Mais Georges le renard ne venait pas sous le saule par hasard : depuis dix jours, Gros y déposait, pour l’attirer, de la nourriture qu’il dissimulait dans ses poches pendant les repas. Il avait d’abord procédé ainsi pour pouvoir contempler le goupil ; il l’avait attendu, à l’affût, pour le plaisir de ses propres yeux. Mais depuis deux jours, il se félicitait d’une telle entreprise qui avait fait de son renard et de lui-même le centre de l’attention générale. Et à l’aube, tous agglutinés autour de lui pour voir le renard, Gros bénit avec amour son noble goupil vagabond — en fait renard malingre et malade, ce qu’il se garda bien de révéler.

*

Le dernier jour de la troisième semaine, le lieutenant Peter accorda une après-midi de repos aux stagiaires, épuisés.
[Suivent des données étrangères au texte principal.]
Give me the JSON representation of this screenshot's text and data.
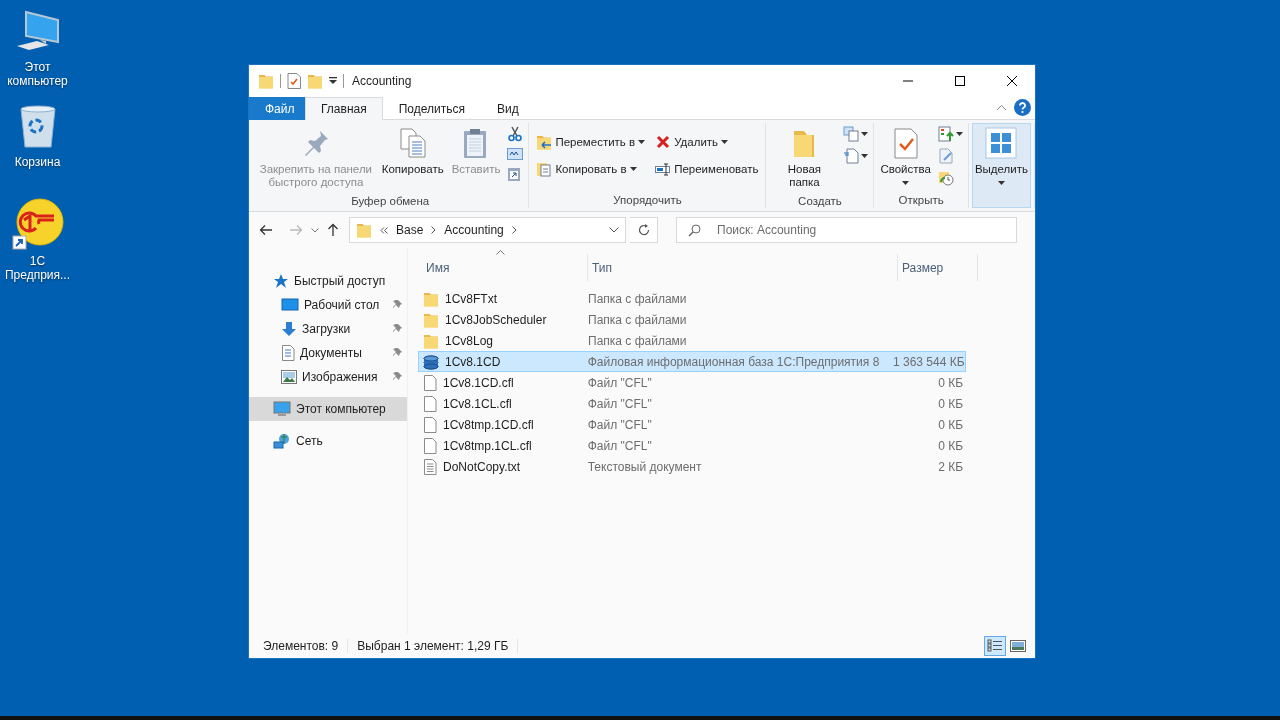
{
  "desktop_icons": [
    {
      "kind": "computer",
      "label": "Этот компьютер"
    },
    {
      "kind": "recycle",
      "label": "Корзина"
    },
    {
      "kind": "app",
      "label": "1С Предприя...",
      "shortcut": true
    }
  ],
  "window": {
    "title": "Accounting"
  },
  "ribbon": {
    "tabs": [
      {
        "label": "Файл",
        "kind": "file",
        "selected": false
      },
      {
        "label": "Главная",
        "kind": "tab",
        "selected": true
      },
      {
        "label": "Поделиться",
        "kind": "tab",
        "selected": false
      },
      {
        "label": "Вид",
        "kind": "tab",
        "selected": false
      }
    ],
    "groups": [
      {
        "label": "Буфер обмена",
        "items": [
          {
            "kind": "pin",
            "label": "Закрепить на панели быстрого доступа",
            "disabled": true
          },
          {
            "kind": "copy",
            "label": "Копировать",
            "disabled": false
          },
          {
            "kind": "paste",
            "label": "Вставить",
            "disabled": true
          },
          {
            "kind": "cut"
          },
          {
            "kind": "copy-path"
          },
          {
            "kind": "paste-shortcut"
          }
        ]
      },
      {
        "label": "Упорядочить",
        "items": [
          {
            "kind": "move",
            "label": "Переместить в",
            "dropdown": true
          },
          {
            "kind": "copy-to",
            "label": "Копировать в",
            "dropdown": true
          },
          {
            "kind": "delete",
            "label": "Удалить",
            "dropdown": true
          },
          {
            "kind": "rename",
            "label": "Переименовать",
            "dropdown": false
          }
        ]
      },
      {
        "label": "Создать",
        "items": [
          {
            "kind": "new-folder",
            "label": "Новая папка",
            "disabled": false
          },
          {
            "kind": "new-item",
            "dropdown": true
          },
          {
            "kind": "easy-access",
            "dropdown": true
          }
        ]
      },
      {
        "label": "Открыть",
        "items": [
          {
            "kind": "properties",
            "label": "Свойства",
            "disabled": false,
            "dropdown": true
          },
          {
            "kind": "open",
            "dropdown": true
          },
          {
            "kind": "edit"
          },
          {
            "kind": "history"
          }
        ]
      },
      {
        "items": [
          {
            "kind": "select",
            "label": "Выделить",
            "disabled": false,
            "dropdown": true,
            "hovered": true
          }
        ]
      }
    ]
  },
  "address": {
    "crumbs": [
      "Base",
      "Accounting"
    ],
    "search": {
      "placeholder": "Поиск: Accounting"
    }
  },
  "navigation": [
    {
      "label": "Быстрый доступ",
      "kind": "star",
      "selected": false,
      "children": [
        {
          "label": "Рабочий стол",
          "kind": "desktop",
          "selected": false,
          "pinned": true
        },
        {
          "label": "Загрузки",
          "kind": "download",
          "selected": false,
          "pinned": true
        },
        {
          "label": "Документы",
          "kind": "documents",
          "selected": false,
          "pinned": true
        },
        {
          "label": "Изображения",
          "kind": "pictures",
          "selected": false,
          "pinned": true
        }
      ]
    },
    {
      "label": "Этот компьютер",
      "kind": "computer",
      "selected": true
    },
    {
      "label": "Сеть",
      "kind": "network",
      "selected": false
    }
  ],
  "table": {
    "columns": [
      {
        "label": "Имя",
        "sorted": true
      },
      {
        "label": "Тип",
        "sorted": false
      },
      {
        "label": "Размер",
        "sorted": false
      }
    ],
    "rows": [
      {
        "name": "1Cv8FTxt",
        "kind": "folder",
        "type": "Папка с файлами",
        "selected": false
      },
      {
        "name": "1Cv8JobScheduler",
        "kind": "folder",
        "type": "Папка с файлами",
        "selected": false
      },
      {
        "name": "1Cv8Log",
        "kind": "folder",
        "type": "Папка с файлами",
        "selected": false
      },
      {
        "name": "1Cv8.1CD",
        "kind": "database",
        "type": "Файловая информационная база 1С:Предприятия 8",
        "size": "1 363 544 КБ",
        "selected": true
      },
      {
        "name": "1Cv8.1CD.cfl",
        "kind": "file",
        "type": "Файл \"CFL\"",
        "size": "0 КБ",
        "selected": false
      },
      {
        "name": "1Cv8.1CL.cfl",
        "kind": "file",
        "type": "Файл \"CFL\"",
        "size": "0 КБ",
        "selected": false
      },
      {
        "name": "1Cv8tmp.1CD.cfl",
        "kind": "file",
        "type": "Файл \"CFL\"",
        "size": "0 КБ",
        "selected": false
      },
      {
        "name": "1Cv8tmp.1CL.cfl",
        "kind": "file",
        "type": "Файл \"CFL\"",
        "size": "0 КБ",
        "selected": false
      },
      {
        "name": "DoNotCopy.txt",
        "kind": "text",
        "type": "Текстовый документ",
        "size": "2 КБ",
        "selected": false
      }
    ]
  },
  "status_bar": {
    "items": [
      "Элементов: 9",
      "Выбран 1 элемент: 1,29 ГБ"
    ],
    "views": [
      {
        "kind": "details",
        "selected": true
      },
      {
        "kind": "tiles",
        "selected": false
      }
    ]
  }
}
La plupart d’entre eux allèrent se coucher dans les dortoirs : Pal et Gros entamèrent une partie d’échecs dans le mess, près du poêle ; Claude se rendit à la chapelle. Faron, excédé par l’agitation qui régnait autour de Gros et de son renard, profita de son temps libre pour débusquer l’animal dans son terrier, juste sous la grange.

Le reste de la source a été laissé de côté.